In February, federal authorities took over the case and re-arrested the men on charges of carjacking, weapons offenses and violation of the federal Hobbs Act because they robbed a supermarket that was engaged in interstate commerce.

Yesterday, Cox was declared a career offender in federal court because he had two felony convictions -- for burglary and drug distribution -- on his record. That enabled U.S. District Judge Frederic N. Smalkin to give Cox a 17-year sentence without parole.

"Career offenders in the federal system are subject to tremendous penalties," said Assistant U.S. Attorney Thomas M. DiBiagio, who prosecuted the case. "It's quite a shock for people who have been in and out of the state system."

Cox's partner, Wills, is scheduled to be sentenced July 14. He also faces a long prison sentence.

Baltimore prosecutors and judges botched the case by holding a key postponement hearing without Wills and Cox and failing to bring Wills to trial within the state's 180-day "speedy trial" limit.

After the dismissals, the case came to symbolize the inability of city court officials to bring violent criminals to justice, prompting federal prosecutors and the FBI to make a case of their own. Both men pleaded guilty in March to the federal charges.

Cox and Wills terrorized the Northeast Baltimore community of Ramblewood on April 20, 1996. They stormed into the Super Pride market on East Northern Parkway, waving a pistol and demanding cash.

Looking for a getaway car, they approached the Cook family, who were on their way to a birthday party on Glenkirk Road.

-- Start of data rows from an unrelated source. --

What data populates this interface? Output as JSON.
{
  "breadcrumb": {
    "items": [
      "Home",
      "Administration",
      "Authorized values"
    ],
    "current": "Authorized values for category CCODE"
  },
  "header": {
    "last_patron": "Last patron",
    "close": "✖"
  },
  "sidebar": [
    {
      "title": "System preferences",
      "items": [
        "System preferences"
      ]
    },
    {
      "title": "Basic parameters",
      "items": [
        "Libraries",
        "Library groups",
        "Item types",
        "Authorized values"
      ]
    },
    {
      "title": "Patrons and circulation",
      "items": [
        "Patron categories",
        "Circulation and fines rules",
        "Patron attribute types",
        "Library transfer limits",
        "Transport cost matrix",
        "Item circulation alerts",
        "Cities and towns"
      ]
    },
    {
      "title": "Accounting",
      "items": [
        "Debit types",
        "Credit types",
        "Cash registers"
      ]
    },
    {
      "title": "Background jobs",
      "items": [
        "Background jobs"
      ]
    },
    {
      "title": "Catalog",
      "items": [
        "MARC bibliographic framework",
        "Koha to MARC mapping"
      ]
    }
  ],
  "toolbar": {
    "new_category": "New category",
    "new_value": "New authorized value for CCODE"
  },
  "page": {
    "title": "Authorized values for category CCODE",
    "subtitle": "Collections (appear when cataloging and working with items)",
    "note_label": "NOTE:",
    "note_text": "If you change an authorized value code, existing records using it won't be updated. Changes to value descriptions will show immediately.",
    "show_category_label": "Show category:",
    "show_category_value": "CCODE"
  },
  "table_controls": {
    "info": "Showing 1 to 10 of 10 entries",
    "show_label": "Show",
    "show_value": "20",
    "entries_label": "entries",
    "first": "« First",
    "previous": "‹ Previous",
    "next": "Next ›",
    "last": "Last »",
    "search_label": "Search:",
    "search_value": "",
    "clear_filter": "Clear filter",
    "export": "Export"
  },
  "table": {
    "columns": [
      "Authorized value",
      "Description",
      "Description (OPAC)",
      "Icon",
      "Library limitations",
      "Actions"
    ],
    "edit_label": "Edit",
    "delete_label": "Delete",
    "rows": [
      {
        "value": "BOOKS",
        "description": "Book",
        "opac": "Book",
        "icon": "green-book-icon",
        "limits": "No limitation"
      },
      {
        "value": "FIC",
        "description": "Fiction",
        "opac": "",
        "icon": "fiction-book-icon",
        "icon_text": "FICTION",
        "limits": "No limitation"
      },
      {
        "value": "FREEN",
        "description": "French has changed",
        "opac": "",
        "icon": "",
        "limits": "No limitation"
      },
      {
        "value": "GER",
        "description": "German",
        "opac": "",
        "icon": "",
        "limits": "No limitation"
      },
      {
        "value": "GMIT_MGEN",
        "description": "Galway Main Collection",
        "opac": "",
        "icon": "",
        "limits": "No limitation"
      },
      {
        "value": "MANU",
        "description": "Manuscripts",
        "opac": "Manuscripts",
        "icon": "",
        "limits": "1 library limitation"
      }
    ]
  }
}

One man pointed a pistol at Karen Cook's head and ordered her to hand over the keys. She was so frightened, she ran from the car without realizing she had taken the keys.

The men then scaled a fence and ran to the 5900 block of Leith Walk, where they spotted a car outside Lucy Randolph's house.

They barged into her home, punched her mentally disabled son in the face and stole her car keys. Two neighbors tried to stop the men, but Cox and Wills jumped into Randolph's Mercury Cougar and sped away.

With police in pursuit, the men crashed the Cougar onto the lawn of Emmanuel Lutheran Church. A few blocks away, police shot Wills and arrested both men, charging them with armed robbery and other crimes.

The case fell apart in circuit court, where a series of delays violated their right to a "speedy trial" within 180 days of their arraignments. Court records show that Wills openly demanded a trial four times, only to be returned to jail and ordered to wait.

On Nov. 5, 1997, a judge dismissed the charges against Wills and Cox, saying that city prosecutors had held a key October 1996 hearing without them that pushed their trial date beyond the state's 180-day deadline.

Maryland's Court of Special Appeals overturned the dismissal and ordered the judge to hold another hearing to fully explore what happened. In November 1998, after a second hearing, the judge again dismissed the charges against Wills.

But because Cox didn't show up for court that day, the state charges against him remained in effect.

City prosecutors later dropped the charges against Cox.